エ プット・オプションの買いの場合、原資産価格が行使価格を下回ったときにイン・ザ・マネーとなる。

解説

アウト・オブ・ザ・マネー、イン・ザ・マネー、アット・ザ・マネーという用語を知っているかが問われている問題です。

まとめシートでも解説しましたが、
アウト・オブ・ザ・マネーとは、オプションの買い手が権利を行使する価値がない状態、イン・ザ・マネーとは、オプションの買い手が権利を行使する価値がある状態のことをいい、権利行使価格と市場価格が同じ場合はアット・ザ・マネーといいます。

これを踏まえて各選択肢を見ていきましょう。

選択肢アについて、コール・オプションの買いの場合で考えます。
例えば、ドルと円の為替取引において、満期時の権利行使価格が1ドル100円、オプションプレミアムが1円のコールオプションを購入したとします。
もし満期時、1ドル103円となった場合、オプションの買い手は権利を行使することで、1ドル100円で購入することができ、オプションプレミアムの1円を差し引いた2円の利益を得ることができます。そのため、原資産価格が行使価格を上回ったときは、オプションの買い手が権利を行使する価値があり、イン・ザ・マネーとなります。
そのため、「アウト・オブ・ザ・マネーとなる。」とする選択肢アは誤りです。

選択肢イについては、先ほどの検討で原資産価格が行使価格を上回ったときにイン・ザ・マネーとなることがわかりましたので、逆に原資産価格が行使価格を下回ったときはアウト・オブ・ザ・マネーとなることがわかります。

選択肢ウについては、権利行使価格と市場価格が同じ場合がアット・ザ・マネーですので、誤りです。

選択肢エはその通りで、プット・オプションの買いの場合、原資産価格が行使価格を下回ったときにイン・ザ・マネーとなります。

 

以上から、正解は選択肢エです。

 

 

ただし、この問題、上記のような知識を元にした正統派の解き方ではなく、邪道な解き方もあります。

まずはきちんとした知識を付けることが優先ですので、できればこの問題はしっかり言葉を理解した上で解答できるようになってほしいですが、もし本番の試験のときに全く知らない用語に出くわした時の最終手段ということで、邪道な解き方を説明します。

この問題だけではなく、似たような問題にも使えるかもしれません。

 

まず、選択肢ア~エ全体を見てみます。

すると、選択肢アと選択肢イは「上回ったときにアウト」、「下回ったときにイン」と完全に対になっています。

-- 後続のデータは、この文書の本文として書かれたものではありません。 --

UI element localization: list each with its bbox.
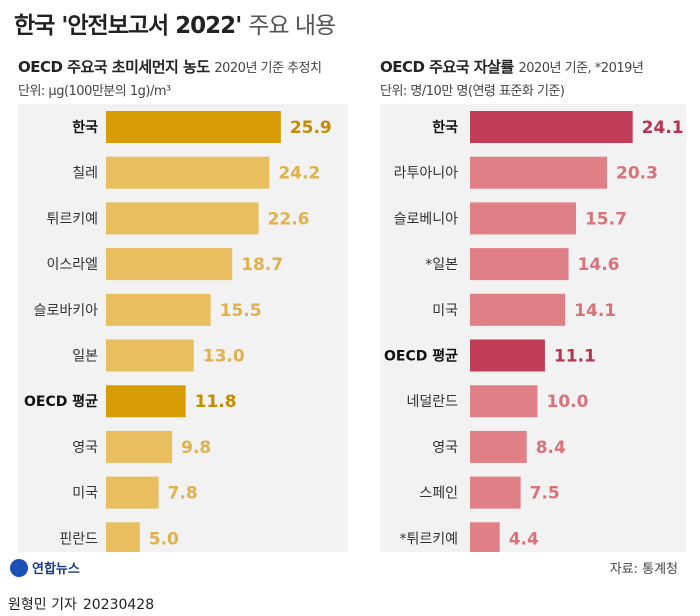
- title-main: 한국 '안전보고서 2022': [14, 13, 242, 39]
- left-bar: [106, 339, 194, 372]
- right-bar: [470, 339, 545, 372]
- right-category-label: 슬로베니아: [394, 211, 459, 227]
- source-note: 자료: 통계청: [609, 562, 678, 577]
- left-bar: [106, 202, 259, 235]
- byline-date: 20230428: [82, 597, 155, 613]
- left-bar: [106, 430, 173, 463]
- left-value-label: 9.8: [181, 438, 211, 458]
- left-value-label: 13.0: [203, 347, 245, 367]
- right-value-label: 10.0: [547, 392, 589, 412]
- right-bar: [470, 385, 538, 418]
- left-bar: [106, 385, 186, 418]
- yonhap-logo-icon: [10, 558, 28, 577]
- logo-text: 연합뉴스: [32, 562, 80, 577]
- left-bar: [106, 156, 270, 189]
- left-bar-chart: 한국 25.9 칠레 24.2 튀르키예 22.6 이스라엘 18.7 슬로바키아 15.5 일본 1…: [24, 111, 332, 552]
- left-bar: [106, 111, 281, 143]
- right-value-label: 14.6: [578, 255, 620, 275]
- left-category-label: OECD 평균: [24, 393, 98, 410]
- left-category-label: 이스라엘: [46, 257, 98, 273]
- right-category-label: *일본: [425, 257, 458, 273]
- right-chart-note: 2020년 기준, *2019년: [518, 61, 644, 76]
- right-value-label: 7.5: [530, 484, 560, 504]
- left-category-label: 미국: [72, 486, 98, 502]
- left-category-label: 칠레: [72, 166, 98, 182]
- right-category-label: 영국: [432, 440, 458, 456]
- left-value-label: 7.8: [168, 484, 198, 504]
- right-value-label: 15.7: [585, 209, 627, 229]
- left-bar: [106, 248, 233, 281]
- left-value-label: 25.9: [290, 118, 332, 138]
- left-chart-title-text: OECD 주요국 초미세먼지 농도: [18, 58, 210, 76]
- left-value-label: 15.5: [220, 301, 262, 321]
- right-category-label: *튀르키예: [399, 531, 458, 547]
- right-category-label: 네덜란드: [406, 394, 458, 410]
- byline-author: 원형민 기자: [8, 597, 77, 613]
- right-bar: [470, 156, 608, 189]
- left-value-label: 22.6: [268, 209, 310, 229]
- left-chart-unit: 단위: μg(100만분의 1g)/m³: [18, 84, 171, 99]
- left-value-label: 18.7: [241, 255, 283, 275]
- right-chart-title-text: OECD 주요국 자살률: [380, 58, 514, 76]
- title-sub: 주요 내용: [248, 13, 336, 39]
- right-category-label: 라투아니아: [394, 166, 459, 182]
- right-value-label: 14.1: [574, 301, 616, 321]
- right-bar: [470, 248, 569, 281]
- right-bar: [470, 293, 566, 326]
- right-value-label: 20.3: [616, 164, 658, 184]
- right-chart-unit: 단위: 명/10만 명(연령 표준화 기준): [380, 84, 565, 99]
- byline: 원형민 기자 20230428: [8, 594, 154, 614]
- right-bar-chart: 한국 24.1 라투아니아 20.3 슬로베니아 15.7 *일본 14.6 미국 14.1 OEC…: [384, 111, 684, 552]
- left-bar: [106, 476, 159, 509]
- left-value-label: 24.2: [278, 164, 320, 184]
- right-category-label: 미국: [432, 303, 458, 319]
- right-chart-title: OECD 주요국 자살률 2020년 기준, *2019년: [380, 56, 644, 77]
- left-category-label: 한국: [72, 120, 98, 136]
- right-value-label: 4.4: [509, 529, 539, 549]
- right-value-label: 8.4: [536, 438, 566, 458]
- left-category-label: 슬로바키아: [34, 303, 99, 319]
- right-value-label: 11.1: [554, 347, 596, 367]
- left-value-label: 11.8: [195, 392, 237, 412]
- right-bar: [470, 111, 633, 143]
- left-value-label: 5.0: [149, 529, 179, 549]
- right-bar: [470, 522, 500, 552]
- left-chart-note: 2020년 기준 추정치: [214, 61, 322, 76]
- right-value-label: 24.1: [642, 118, 684, 138]
- yonhap-logo: 연합뉴스: [10, 558, 80, 577]
- left-category-label: 일본: [72, 349, 98, 365]
- left-category-label: 영국: [72, 440, 98, 456]
- left-bar: [106, 522, 140, 552]
- right-category-label: OECD 평균: [384, 348, 458, 365]
- left-category-label: 핀란드: [59, 531, 98, 547]
- right-bar: [470, 202, 576, 235]
- left-bar: [106, 293, 211, 326]
- right-category-label: 스페인: [419, 486, 458, 502]
- page-title: 한국 '안전보고서 2022' 주요 내용: [14, 6, 336, 40]
- left-chart-title: OECD 주요국 초미세먼지 농도 2020년 기준 추정치: [18, 56, 322, 77]
- right-bar: [470, 430, 527, 463]
- right-category-label: 한국: [432, 120, 458, 136]
- left-category-label: 튀르키예: [46, 211, 98, 227]
- right-bar: [470, 476, 521, 509]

仮にどちらかが正しかったとすると、もう一方も正しくなければいけないので、正しい選択肢が2つとなり解答が成り立ちません。

よって、選択肢ア、イは×と考えることができます。

 

次に選択肢ウ、エを見てみます。

用語をうろ覚えでは覚えていて、イン・ザ・マネーとアウト・オブ・ザ・マネーどっちがどっちかわからないという状態であれば、アット・ザ・マネーは権利行使価格と市場価格が同じなので、「原資産価格が行使価格を上回ったときに」と書いてある選択肢ウを×とすることができます。

 

また、もし用語を知らなかったとしても、「イン」、「アウト」、「アット」という用語のイメージから、+、-、0という意味ではないかということが推測でき、0という意味だと想定できる「アット・ザ・マネー」は誤りなのではないかと推測できます。

 

このように、仮に用語の意味が全く分からない場合も選択肢の構造によっては正解を導く糸口がありますので、いざという時の参考としていただければと思います。